「けた違いの金額で入札」 同業者が語るホーユーの食事提供停止問題 

学校の寮や食堂などへの食事の提供を、運営会社「ホーユー」が停止した事態の背景に何があったのか。業界の実態と「ホーユー」について、同業者が語りました。

■食堂運営会社の元社長

「値上げ交渉に何回か行くが、すぐには決まらない。施設側が納得しない限りは値上げができない」

業界の苦しい内情を語るのは、県内で食堂などの運営会社を経営していた男性です。「公立学校との契約は、特に負担が大きい」といいます。

■食堂運営会社の元社長

「年間予算が決まっている公立の場合は。イレギュラーでの値上げはなかなかできない。基本的には公立高校の仕事を受けない。お断りする」

男性の会社はコロナ禍などで経営が悪化。2023年、業界から退きました。

広島市中区のホーユーが、運営していた全国の学校の食堂などで食事の提供を突然停止したのは9月1日でした。そして、自己破産申請の準備を進めています。

県内では公立高校7校の寮や食堂で食事の提供が停止。学校の関係者らが対応に追われています。

ホーユーの山浦芳樹社長は、5年ほど前から発注元と値上げ交渉してきたものの「対応してもらえないケースがあった」と、経営の厳しさを語りました。

一方、ホーユーが極端な低価格で契約していた実態も見えてきました。県立高校4校との2022年4月から3年間の契約では、3つの業者が入札に参加。ホーユーが1800万円で落札しましたが、ほかと比べると入札価格の低さは明らかです。

■食堂運営会社の元社長

「ホーユーさんと一緒になった時は、けた違いの金額で入札していた。かなり安い。これで本当にできるのかと」

県立高校4校との契約について、県教委は「学校が経費の内容などを調査したのち、問題ないと判断して契約した」としています。

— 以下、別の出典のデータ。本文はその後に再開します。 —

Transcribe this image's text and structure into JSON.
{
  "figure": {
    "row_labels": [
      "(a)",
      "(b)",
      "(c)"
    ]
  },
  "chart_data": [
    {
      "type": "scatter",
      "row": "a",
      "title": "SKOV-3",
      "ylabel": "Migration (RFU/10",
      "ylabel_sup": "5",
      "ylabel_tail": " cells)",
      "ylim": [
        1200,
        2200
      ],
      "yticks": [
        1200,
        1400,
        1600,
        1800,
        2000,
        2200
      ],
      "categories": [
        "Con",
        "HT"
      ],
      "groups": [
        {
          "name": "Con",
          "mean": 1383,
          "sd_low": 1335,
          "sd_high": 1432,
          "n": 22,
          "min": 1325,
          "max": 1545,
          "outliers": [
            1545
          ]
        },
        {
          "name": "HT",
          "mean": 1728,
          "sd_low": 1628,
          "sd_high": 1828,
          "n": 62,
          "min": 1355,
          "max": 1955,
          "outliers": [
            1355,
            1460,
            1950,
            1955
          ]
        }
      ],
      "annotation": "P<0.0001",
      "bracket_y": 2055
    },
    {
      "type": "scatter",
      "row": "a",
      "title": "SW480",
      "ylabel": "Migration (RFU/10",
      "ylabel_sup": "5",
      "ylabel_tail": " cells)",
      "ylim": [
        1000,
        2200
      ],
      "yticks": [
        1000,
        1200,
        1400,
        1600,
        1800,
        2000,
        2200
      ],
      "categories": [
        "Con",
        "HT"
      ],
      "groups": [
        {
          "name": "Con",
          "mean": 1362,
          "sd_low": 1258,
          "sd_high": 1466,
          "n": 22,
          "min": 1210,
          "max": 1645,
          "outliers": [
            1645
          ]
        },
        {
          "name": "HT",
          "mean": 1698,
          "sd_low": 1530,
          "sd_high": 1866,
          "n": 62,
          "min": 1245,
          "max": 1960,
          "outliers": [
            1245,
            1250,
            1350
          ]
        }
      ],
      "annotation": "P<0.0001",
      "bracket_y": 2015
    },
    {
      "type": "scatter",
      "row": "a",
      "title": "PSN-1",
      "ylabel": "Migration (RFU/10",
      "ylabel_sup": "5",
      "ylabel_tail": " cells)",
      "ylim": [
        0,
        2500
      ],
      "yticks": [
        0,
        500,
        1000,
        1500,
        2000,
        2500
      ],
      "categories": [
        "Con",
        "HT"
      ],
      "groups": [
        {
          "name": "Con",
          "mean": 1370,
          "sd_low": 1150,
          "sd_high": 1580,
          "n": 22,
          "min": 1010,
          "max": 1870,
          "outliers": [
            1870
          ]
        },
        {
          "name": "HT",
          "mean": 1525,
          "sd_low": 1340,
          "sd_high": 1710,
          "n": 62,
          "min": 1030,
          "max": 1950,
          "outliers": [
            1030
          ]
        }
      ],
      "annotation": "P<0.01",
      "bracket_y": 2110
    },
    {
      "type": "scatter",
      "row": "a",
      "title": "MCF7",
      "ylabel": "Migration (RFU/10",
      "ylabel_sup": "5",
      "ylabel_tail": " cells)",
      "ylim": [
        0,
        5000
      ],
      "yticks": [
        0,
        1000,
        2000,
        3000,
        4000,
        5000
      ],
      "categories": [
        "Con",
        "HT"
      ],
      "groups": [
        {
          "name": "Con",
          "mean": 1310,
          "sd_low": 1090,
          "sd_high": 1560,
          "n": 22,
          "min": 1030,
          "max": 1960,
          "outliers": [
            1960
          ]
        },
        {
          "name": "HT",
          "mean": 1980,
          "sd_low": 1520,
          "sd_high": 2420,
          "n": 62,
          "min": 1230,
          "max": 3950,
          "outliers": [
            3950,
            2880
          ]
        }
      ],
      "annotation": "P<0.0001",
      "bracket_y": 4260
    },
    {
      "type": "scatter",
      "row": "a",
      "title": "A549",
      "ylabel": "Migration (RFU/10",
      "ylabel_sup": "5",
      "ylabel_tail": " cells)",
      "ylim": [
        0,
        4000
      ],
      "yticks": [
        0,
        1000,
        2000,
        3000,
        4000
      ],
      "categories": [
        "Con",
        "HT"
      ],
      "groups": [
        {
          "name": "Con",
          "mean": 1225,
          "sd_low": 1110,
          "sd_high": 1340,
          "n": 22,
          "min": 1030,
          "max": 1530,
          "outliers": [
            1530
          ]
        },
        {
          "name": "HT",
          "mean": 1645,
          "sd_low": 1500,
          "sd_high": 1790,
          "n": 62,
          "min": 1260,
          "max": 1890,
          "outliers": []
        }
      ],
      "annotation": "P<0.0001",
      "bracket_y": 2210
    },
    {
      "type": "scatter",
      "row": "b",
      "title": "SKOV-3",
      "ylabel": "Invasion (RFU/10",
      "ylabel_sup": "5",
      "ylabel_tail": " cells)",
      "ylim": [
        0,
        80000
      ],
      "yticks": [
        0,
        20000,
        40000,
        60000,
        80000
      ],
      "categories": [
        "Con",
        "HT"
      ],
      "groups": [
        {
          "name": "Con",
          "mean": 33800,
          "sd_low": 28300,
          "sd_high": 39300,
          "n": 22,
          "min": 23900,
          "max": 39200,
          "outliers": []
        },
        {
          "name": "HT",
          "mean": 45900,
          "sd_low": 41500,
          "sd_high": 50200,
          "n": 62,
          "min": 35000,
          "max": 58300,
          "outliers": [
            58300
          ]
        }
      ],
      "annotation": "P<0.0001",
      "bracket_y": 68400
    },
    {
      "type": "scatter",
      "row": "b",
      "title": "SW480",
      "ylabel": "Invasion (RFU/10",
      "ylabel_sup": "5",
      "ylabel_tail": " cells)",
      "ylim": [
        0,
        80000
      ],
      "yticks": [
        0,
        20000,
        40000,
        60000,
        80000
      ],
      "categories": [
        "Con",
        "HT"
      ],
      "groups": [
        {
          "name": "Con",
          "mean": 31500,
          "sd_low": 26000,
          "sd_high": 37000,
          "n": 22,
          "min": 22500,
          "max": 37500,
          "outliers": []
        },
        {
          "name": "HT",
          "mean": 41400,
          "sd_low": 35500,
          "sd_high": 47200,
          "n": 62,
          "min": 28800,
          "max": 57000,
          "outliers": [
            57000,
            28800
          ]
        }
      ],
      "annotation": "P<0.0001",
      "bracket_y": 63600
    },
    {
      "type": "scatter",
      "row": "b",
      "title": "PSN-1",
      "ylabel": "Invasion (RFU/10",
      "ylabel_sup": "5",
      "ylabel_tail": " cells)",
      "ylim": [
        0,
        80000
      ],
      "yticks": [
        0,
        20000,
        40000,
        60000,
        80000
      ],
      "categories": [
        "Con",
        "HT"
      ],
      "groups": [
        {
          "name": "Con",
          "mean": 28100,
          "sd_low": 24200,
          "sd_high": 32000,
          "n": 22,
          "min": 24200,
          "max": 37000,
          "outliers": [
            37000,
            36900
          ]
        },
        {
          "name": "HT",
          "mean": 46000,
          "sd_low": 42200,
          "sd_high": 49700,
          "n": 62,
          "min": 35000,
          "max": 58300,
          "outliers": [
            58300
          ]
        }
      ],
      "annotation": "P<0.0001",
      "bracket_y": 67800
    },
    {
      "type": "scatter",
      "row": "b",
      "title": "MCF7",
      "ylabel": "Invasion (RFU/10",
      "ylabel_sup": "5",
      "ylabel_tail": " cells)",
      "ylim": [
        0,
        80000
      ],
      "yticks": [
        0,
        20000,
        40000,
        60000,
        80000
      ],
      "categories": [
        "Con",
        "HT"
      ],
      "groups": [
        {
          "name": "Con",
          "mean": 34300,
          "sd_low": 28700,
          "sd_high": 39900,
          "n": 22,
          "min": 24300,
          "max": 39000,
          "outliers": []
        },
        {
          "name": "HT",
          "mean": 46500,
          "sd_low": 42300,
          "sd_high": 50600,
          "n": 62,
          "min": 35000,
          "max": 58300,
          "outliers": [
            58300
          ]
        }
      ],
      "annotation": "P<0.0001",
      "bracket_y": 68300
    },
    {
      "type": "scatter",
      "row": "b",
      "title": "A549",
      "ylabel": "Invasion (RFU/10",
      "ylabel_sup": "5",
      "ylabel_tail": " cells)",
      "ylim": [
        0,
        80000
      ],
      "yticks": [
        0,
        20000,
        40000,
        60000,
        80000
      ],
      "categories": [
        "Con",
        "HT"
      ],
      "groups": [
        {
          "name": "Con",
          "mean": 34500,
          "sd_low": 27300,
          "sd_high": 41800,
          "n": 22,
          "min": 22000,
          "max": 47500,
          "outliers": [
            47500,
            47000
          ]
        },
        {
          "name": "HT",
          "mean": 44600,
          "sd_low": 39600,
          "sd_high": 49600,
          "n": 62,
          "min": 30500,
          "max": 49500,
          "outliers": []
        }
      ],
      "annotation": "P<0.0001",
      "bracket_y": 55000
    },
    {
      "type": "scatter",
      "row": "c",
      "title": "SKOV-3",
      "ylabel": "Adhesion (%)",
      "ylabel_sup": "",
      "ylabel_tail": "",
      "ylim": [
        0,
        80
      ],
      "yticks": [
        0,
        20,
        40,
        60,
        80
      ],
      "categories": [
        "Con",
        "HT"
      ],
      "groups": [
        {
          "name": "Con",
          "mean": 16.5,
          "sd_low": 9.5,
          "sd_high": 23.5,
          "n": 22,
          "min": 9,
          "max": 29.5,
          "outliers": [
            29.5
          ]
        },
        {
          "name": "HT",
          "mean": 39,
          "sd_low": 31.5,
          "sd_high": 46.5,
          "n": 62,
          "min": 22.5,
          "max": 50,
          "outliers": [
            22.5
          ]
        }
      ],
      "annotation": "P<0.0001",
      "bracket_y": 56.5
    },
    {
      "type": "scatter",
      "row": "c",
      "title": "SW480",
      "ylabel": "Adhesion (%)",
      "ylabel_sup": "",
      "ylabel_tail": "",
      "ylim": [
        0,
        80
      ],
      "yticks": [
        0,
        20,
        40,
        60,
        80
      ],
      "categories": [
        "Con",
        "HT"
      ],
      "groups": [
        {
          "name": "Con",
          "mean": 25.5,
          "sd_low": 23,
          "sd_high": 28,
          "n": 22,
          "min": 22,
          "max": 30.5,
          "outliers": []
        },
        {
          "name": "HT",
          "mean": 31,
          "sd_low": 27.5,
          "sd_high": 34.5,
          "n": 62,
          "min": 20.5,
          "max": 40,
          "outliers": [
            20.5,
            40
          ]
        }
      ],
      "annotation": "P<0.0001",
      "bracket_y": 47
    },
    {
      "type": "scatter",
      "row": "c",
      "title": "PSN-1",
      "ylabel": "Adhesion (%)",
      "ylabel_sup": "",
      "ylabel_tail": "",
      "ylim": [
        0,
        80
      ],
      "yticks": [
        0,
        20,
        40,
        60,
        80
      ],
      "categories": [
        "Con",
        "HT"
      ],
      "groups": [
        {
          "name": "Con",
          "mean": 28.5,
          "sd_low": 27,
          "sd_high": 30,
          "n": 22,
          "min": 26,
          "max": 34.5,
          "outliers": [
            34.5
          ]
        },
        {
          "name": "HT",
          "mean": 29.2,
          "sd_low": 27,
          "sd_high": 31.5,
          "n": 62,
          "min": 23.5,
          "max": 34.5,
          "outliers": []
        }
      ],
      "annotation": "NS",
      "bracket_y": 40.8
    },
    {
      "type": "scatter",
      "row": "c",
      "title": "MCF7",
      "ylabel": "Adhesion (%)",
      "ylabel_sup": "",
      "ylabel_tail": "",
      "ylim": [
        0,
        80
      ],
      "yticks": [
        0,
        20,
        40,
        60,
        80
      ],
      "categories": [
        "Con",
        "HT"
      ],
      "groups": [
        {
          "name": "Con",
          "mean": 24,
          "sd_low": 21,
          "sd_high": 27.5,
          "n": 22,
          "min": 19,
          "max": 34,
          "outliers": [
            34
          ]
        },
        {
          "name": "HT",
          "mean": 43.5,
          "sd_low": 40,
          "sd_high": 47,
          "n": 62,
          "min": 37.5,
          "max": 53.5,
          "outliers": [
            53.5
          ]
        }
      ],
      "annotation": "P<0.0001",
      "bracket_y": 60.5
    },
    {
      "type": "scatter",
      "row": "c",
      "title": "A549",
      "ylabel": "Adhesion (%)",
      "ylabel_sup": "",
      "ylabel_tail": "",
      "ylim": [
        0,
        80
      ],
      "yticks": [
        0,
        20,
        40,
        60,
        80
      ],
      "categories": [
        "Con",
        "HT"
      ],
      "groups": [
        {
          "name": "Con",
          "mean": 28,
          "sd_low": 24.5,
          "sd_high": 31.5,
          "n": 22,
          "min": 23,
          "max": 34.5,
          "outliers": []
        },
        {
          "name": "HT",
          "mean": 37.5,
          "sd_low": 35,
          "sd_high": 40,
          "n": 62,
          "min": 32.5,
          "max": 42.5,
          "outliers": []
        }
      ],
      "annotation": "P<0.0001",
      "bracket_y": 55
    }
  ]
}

■日本給食経営管理学会(龍谷大学農学部教授)朝見祐也 広報部長

「安い金額で仕事を受けることは、質の悪い食品を使ったり、安全安心をおろそかにすることにつながる。学校給食なら保護者など食材料費を支払う人たちにも理解を得る必要がある」

取材に応じた元経営者の男性は「行政には入札ではなく、プレゼンテーションで業者を決めてほしい」と、過度な価格競争に警鐘を鳴らします。学校での安全な「食」を維持するためにも、発注側の理解も求められています。